I don't, but Google is presumably not pleased to hear the FBI say "Cyber criminals purchase advertisements that appear within internet search results". https://www.ic3.gov/Media/Y2022/PSA221221
The FTC, other regulators or courts in the countless cases against Google may also use such a statement as validation that fraud is rampant.
Using Brave Browser and never looked back. I use MSEdge for work stuff (client testing as it's their default). It was vanilla, but recently I had to install uBlock (minimum).
It was too unbearable to do a simple search for some technical info and end up on a website that would LITERALLY slow the OS as a whole due to spike on Edge's CPU and memory usage.
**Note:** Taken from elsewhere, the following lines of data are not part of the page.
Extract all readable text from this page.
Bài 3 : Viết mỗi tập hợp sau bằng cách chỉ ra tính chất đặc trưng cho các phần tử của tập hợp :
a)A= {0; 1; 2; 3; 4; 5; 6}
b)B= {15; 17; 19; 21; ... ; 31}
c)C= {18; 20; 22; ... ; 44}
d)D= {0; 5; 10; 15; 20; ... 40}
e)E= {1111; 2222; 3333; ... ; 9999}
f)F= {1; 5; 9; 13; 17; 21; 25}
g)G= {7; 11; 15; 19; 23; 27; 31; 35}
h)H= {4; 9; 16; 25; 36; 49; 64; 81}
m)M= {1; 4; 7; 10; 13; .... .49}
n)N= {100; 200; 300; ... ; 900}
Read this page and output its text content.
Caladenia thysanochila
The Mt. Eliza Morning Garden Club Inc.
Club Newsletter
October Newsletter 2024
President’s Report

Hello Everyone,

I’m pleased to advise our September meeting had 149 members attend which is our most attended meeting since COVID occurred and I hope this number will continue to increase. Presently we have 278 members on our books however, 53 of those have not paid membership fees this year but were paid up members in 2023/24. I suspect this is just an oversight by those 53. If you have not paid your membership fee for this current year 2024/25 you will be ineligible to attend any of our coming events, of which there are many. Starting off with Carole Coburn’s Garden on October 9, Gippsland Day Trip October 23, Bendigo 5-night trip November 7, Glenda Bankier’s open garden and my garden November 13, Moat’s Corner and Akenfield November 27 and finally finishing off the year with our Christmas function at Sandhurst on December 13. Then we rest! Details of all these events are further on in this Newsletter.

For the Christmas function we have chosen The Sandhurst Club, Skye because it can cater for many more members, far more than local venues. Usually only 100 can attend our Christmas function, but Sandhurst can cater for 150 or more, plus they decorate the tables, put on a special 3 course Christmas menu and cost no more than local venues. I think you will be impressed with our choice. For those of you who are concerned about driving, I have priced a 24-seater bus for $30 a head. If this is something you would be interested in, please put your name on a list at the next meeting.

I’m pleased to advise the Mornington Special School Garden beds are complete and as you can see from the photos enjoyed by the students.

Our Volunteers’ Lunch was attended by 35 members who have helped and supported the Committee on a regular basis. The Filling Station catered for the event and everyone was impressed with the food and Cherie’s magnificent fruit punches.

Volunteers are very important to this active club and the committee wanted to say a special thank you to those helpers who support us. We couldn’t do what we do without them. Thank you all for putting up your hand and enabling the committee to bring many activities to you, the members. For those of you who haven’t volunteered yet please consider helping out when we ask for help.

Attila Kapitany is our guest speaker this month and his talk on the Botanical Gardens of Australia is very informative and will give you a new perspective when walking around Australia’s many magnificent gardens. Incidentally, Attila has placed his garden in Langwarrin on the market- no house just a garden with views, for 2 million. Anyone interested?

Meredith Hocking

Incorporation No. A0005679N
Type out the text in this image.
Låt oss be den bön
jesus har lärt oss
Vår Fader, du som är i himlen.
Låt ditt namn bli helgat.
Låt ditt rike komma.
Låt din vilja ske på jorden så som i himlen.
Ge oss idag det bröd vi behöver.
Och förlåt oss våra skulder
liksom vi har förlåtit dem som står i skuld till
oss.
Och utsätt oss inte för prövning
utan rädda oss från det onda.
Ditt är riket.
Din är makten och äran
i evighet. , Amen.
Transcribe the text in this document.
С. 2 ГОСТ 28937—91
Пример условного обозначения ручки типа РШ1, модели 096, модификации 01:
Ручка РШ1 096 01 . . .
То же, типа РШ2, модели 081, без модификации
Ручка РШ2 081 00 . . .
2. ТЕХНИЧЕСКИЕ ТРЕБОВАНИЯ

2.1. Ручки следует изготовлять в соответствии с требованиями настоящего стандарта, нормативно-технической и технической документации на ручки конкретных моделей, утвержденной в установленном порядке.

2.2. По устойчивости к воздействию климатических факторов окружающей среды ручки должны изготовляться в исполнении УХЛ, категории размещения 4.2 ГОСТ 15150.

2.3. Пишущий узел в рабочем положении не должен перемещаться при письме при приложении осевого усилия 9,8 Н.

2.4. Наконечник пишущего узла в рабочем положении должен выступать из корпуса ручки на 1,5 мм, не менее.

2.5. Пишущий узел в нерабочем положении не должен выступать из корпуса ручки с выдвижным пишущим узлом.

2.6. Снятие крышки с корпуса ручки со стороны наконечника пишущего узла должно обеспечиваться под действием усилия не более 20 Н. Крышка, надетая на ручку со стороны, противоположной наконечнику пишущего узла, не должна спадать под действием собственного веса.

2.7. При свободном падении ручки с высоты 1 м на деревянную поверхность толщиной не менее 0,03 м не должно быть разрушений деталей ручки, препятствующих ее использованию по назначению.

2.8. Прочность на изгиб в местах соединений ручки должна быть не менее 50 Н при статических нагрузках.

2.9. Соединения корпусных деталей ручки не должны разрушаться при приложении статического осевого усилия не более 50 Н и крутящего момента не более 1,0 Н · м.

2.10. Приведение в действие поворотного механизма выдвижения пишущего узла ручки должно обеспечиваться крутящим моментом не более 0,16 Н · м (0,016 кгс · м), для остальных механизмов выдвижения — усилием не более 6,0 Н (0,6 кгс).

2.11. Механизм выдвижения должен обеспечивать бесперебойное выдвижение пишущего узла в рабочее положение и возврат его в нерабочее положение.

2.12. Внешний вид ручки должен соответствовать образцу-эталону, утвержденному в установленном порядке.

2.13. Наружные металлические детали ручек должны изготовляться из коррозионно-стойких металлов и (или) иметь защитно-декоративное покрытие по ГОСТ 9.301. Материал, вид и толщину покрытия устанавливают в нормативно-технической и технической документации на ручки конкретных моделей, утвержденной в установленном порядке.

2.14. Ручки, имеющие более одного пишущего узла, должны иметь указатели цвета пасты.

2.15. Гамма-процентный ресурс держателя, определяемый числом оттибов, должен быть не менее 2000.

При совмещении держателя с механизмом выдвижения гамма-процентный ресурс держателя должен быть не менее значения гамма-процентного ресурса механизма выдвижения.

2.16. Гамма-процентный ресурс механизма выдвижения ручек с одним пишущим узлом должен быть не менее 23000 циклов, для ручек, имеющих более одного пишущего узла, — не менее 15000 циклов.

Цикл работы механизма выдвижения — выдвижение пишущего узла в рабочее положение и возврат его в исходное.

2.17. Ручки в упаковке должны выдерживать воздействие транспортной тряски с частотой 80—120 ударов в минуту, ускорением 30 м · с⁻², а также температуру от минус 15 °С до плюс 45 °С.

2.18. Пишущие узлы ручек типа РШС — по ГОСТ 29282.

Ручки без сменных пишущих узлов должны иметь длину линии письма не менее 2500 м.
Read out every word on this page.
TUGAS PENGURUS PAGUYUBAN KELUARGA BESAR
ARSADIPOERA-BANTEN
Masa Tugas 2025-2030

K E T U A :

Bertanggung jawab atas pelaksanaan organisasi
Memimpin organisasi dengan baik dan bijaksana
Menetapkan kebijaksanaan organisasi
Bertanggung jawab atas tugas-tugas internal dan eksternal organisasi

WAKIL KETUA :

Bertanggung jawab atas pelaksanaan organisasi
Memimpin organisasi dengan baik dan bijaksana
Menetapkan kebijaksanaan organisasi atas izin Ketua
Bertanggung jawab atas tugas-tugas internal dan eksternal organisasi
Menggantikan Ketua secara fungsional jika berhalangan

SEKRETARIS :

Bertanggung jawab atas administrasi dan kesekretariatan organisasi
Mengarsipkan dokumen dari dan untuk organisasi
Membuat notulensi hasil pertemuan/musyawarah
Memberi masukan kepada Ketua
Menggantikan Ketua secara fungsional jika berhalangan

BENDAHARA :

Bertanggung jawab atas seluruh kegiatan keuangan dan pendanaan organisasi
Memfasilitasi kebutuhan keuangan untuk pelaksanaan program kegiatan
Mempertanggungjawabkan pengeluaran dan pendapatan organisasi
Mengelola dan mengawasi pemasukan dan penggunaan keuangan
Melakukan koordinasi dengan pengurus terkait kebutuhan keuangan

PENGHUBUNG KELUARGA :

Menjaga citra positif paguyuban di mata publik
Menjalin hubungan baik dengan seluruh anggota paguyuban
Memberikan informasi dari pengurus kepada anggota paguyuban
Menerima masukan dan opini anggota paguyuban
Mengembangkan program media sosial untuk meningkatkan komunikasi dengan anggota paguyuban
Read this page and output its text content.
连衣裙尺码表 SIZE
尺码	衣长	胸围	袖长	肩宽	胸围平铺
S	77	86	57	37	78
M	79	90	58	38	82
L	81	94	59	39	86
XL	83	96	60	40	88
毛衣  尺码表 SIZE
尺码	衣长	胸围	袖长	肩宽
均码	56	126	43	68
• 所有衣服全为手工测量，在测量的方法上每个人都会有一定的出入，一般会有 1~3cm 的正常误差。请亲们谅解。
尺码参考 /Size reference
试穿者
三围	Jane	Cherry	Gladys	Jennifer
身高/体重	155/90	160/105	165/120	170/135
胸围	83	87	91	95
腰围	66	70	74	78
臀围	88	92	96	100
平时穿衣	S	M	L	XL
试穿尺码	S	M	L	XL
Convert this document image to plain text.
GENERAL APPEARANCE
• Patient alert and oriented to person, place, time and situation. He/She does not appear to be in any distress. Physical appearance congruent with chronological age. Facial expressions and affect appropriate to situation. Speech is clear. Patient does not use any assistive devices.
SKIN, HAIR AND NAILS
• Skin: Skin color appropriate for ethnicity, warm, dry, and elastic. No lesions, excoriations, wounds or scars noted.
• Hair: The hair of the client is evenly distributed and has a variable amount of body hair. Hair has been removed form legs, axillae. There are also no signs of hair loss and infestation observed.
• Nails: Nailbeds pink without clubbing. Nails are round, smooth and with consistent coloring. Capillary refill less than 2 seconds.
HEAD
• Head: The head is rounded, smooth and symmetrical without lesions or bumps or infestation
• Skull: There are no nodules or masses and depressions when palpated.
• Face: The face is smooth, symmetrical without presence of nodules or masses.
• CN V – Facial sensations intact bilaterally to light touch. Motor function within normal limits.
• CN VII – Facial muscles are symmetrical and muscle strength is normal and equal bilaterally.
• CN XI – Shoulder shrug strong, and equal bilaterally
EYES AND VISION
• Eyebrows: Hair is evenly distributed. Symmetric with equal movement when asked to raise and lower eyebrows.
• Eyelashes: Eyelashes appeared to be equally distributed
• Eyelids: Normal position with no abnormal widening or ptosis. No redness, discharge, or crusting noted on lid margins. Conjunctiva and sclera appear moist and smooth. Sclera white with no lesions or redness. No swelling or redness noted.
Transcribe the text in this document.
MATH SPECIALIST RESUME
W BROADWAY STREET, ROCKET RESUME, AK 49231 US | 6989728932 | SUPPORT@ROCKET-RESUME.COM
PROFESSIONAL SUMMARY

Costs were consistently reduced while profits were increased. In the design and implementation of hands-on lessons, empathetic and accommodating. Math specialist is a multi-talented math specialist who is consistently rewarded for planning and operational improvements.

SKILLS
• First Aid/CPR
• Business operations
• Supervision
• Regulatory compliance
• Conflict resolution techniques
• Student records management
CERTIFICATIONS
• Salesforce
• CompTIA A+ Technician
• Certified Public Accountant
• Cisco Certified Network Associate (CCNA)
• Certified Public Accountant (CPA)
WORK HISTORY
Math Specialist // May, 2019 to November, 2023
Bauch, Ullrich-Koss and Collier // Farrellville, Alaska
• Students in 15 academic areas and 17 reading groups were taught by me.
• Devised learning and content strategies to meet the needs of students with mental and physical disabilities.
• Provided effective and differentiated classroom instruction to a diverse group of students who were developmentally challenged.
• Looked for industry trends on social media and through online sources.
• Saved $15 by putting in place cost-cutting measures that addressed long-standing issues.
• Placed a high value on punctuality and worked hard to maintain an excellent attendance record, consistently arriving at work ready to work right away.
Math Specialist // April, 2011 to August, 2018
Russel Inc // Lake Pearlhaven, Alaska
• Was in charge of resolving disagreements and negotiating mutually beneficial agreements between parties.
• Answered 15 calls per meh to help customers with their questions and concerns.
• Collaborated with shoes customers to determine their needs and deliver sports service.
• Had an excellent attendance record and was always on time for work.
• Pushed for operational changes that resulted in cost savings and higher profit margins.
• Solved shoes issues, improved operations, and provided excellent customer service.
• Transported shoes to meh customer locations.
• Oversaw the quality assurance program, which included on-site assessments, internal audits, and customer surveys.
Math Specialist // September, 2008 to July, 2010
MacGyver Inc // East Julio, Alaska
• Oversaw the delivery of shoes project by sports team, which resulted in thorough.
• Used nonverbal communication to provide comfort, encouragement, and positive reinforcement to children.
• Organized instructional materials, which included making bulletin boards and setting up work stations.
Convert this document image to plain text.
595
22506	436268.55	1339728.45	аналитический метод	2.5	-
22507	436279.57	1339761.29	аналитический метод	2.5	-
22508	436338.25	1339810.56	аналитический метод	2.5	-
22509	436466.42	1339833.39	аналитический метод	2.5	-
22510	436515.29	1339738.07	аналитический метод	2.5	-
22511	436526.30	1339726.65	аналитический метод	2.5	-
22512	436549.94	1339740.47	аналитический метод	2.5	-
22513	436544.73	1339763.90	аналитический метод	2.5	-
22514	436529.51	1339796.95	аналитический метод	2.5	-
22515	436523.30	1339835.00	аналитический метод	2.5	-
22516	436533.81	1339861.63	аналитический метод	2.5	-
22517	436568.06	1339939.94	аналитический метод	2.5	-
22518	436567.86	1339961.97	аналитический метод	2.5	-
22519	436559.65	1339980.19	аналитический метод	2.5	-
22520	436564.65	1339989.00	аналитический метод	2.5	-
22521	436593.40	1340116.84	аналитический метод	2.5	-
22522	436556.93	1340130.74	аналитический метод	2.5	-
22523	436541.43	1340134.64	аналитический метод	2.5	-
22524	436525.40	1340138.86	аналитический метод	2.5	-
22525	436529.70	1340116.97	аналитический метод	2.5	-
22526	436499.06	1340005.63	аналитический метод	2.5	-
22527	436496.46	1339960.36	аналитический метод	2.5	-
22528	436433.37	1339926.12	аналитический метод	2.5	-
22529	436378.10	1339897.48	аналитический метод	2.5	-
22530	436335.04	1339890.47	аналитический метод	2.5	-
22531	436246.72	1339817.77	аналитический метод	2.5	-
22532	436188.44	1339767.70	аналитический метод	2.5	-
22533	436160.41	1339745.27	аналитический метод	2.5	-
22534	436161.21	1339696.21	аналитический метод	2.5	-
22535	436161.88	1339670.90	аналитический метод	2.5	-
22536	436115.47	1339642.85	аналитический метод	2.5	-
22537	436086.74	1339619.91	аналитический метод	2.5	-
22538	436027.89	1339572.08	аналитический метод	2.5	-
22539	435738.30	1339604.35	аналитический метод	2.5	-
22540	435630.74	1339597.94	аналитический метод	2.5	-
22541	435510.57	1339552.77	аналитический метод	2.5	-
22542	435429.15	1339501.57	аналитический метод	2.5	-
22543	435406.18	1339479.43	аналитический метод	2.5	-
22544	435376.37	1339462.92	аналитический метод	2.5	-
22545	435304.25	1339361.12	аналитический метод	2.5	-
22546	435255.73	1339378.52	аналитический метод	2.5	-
Lately, I find myself using more and more plugins to make the "modern web" tolerable. To list a few:
Channel Blocker (lets me block channels from search results on Youtube); uBlock Origin; Disconnect; F.B Purity; Consent-O-Matic (auto fill cookie consent forms); Kagi Search; PopUpOFF; Facebook Container; Privacy Badger; ClearURLs; Return YouTube Dislike
Basically, if I visit a website and don't like the experience, I either never go back (Kagi lets me exclude it from search results) or find a plugin to make it tolerable.
What I really want now is the ability to exclude entire websites from any permissions I grant to plugins. I feel like in the last year, I've read a couple stories about companies buying successful plugins and then using them to track you or show ads or whatever. I'm worried this will be the next stage in the battle for our attention -- best case: companies will buy popular plugins to track us and show us intrusive ads; worst case: nefarious actors will buy them to scrape information we think is private and collect it.
IE: I just want to be able to say "Hey, Firefox... those permissions that I granted to plugins x, y, and z? They don't apply to www.myfavoritebank.example.com"
Is there a browser that has that feature yet? I spent a few hours trying to figure out if Firefox did. It did not appear to.
edit: Added semicolons to separate plugins in list b/c HN stripped the newlines from my comment.